Server Performance Vs. Health
In IT monitoring, performance and health metrics both serve a purpose.
July 21, 2017
When system administrators are given a choice between having a healthy server or one that performs well, they opt for performance. The reason is simple enough: performance pays. While sysadmins may keep their jobs with recovery, we all know that we get paid for performance; health is always secondary.
When the same choices are applied to humans, you get a different perspective. While I may be healthy enough to run a four-minute mile, there is no way my legs could get the job done. You’d be hard pressed to find someone who wouldn’t take health over performance for their own body. Most of us know to not confuse our health with our ability to perform.
So why don’t we place more value on server health over server performance?
Well, as I stated before, the reason is that IT pros are not compensated for the health of a server. But it's also because we don’t measure the health of a server unless we’re using metrics based on performance. As a result, there exists a myriad of tools on the market that jumble together server health and server performance metrics.
The truth is that my server could be healthy, but not able to meet the performance demands of end users. Even if performance demands are met, the server could be on the verge of breaking down beyond repair.
Looking at the difference between the two, we can see where each has a purpose in a hierarchy of monitoring needs. Performance metrics help to measure throughput, and give us an idea how to properly tune a workload or query. Health metrics help to measure resource capacity, and give us an idea if hardware components are on the verge of failure.

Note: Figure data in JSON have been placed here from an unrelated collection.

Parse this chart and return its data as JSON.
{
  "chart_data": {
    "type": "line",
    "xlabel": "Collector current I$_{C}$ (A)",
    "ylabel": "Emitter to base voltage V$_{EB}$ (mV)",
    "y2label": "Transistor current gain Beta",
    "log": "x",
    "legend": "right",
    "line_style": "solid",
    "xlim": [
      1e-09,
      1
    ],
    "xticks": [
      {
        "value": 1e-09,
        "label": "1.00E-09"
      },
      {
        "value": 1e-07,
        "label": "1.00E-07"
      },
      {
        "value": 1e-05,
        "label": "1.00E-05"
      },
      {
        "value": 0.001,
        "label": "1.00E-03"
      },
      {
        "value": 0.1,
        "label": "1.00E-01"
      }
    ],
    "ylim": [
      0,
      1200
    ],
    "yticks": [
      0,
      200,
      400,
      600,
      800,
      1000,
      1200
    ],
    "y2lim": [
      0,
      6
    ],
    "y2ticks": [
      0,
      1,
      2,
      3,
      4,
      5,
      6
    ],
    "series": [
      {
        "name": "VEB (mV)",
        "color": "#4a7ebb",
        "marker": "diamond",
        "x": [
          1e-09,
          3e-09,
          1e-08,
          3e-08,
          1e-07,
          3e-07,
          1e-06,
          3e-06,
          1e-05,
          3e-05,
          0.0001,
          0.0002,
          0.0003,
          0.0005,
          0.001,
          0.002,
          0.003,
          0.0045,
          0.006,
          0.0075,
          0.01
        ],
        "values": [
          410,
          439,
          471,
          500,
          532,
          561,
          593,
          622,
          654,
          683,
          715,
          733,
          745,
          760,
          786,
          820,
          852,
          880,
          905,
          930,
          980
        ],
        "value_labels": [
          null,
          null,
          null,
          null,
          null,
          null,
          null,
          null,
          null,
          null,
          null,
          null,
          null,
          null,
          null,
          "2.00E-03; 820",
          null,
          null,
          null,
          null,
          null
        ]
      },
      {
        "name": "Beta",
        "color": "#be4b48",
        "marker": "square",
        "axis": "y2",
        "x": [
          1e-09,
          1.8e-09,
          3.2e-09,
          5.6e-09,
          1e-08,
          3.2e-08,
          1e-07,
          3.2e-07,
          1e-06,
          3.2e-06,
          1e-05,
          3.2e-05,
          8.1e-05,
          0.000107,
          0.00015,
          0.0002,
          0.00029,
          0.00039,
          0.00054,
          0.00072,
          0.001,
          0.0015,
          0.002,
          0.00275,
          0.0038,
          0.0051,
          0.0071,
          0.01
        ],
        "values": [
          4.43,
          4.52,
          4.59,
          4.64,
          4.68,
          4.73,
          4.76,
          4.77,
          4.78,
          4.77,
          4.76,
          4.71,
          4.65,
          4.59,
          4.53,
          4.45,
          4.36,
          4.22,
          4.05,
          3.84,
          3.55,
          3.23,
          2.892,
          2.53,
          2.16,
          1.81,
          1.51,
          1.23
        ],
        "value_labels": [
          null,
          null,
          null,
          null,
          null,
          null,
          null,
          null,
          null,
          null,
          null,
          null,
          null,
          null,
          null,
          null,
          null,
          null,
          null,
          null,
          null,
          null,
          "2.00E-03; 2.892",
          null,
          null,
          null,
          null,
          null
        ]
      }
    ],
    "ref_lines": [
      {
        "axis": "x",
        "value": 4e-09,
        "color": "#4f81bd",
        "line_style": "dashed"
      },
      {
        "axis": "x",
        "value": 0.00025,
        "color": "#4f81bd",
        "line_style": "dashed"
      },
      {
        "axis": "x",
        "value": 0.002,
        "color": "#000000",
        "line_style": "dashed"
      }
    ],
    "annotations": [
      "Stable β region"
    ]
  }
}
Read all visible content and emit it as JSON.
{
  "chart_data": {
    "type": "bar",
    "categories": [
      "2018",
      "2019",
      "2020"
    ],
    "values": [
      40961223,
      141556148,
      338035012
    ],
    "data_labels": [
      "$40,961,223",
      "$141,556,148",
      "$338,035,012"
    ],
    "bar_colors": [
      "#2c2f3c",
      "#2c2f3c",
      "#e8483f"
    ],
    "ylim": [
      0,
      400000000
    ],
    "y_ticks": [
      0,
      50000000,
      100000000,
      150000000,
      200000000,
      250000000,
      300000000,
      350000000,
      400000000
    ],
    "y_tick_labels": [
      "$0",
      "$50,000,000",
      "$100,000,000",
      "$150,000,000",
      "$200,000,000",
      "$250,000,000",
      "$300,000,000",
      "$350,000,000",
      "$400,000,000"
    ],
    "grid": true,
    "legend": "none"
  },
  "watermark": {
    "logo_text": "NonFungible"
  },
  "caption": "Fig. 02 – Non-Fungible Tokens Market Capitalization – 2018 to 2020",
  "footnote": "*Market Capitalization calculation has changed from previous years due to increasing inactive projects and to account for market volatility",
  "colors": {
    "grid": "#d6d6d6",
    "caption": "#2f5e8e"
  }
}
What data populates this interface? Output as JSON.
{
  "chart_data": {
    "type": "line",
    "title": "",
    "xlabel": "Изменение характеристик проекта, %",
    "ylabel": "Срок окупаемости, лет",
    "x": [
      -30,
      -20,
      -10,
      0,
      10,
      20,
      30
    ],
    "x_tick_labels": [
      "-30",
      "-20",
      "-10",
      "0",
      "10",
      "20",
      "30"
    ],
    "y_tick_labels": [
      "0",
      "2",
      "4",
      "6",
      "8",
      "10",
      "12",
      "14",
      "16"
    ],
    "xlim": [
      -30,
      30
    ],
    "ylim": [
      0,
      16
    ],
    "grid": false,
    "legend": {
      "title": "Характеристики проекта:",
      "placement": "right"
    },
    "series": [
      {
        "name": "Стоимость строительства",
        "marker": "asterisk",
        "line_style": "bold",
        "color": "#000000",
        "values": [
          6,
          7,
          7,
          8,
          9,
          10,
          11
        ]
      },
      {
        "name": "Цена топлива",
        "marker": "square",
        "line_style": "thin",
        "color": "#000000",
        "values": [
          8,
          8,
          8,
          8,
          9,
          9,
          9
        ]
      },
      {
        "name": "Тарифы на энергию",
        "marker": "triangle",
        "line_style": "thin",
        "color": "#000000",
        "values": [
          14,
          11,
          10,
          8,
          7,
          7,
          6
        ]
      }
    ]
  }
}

Let’s take a common example: a simple database query that is consuming 6% of the overall CPU. Performance metrics will allow for us to tune the query to use less CPU. But health metrics will help us to understand if that 6% CPU usage is causing issues for other processes. In addition, having a baseline of previous query performance history will help us to understand if the 6% CPU usage is typical.
Putting all of this together will help us understand if we need to spend time tuning the workload, or if the time is right to scale up and/or out. Also, when performance and health metrics are combined, you can build actionable alerts that have the potential to eliminate the many hours spent in a reactive mode, fighting fires.
When you combine both health and performance metrics, you will get the right data, at the right time, so you can perform the right actions for your end users.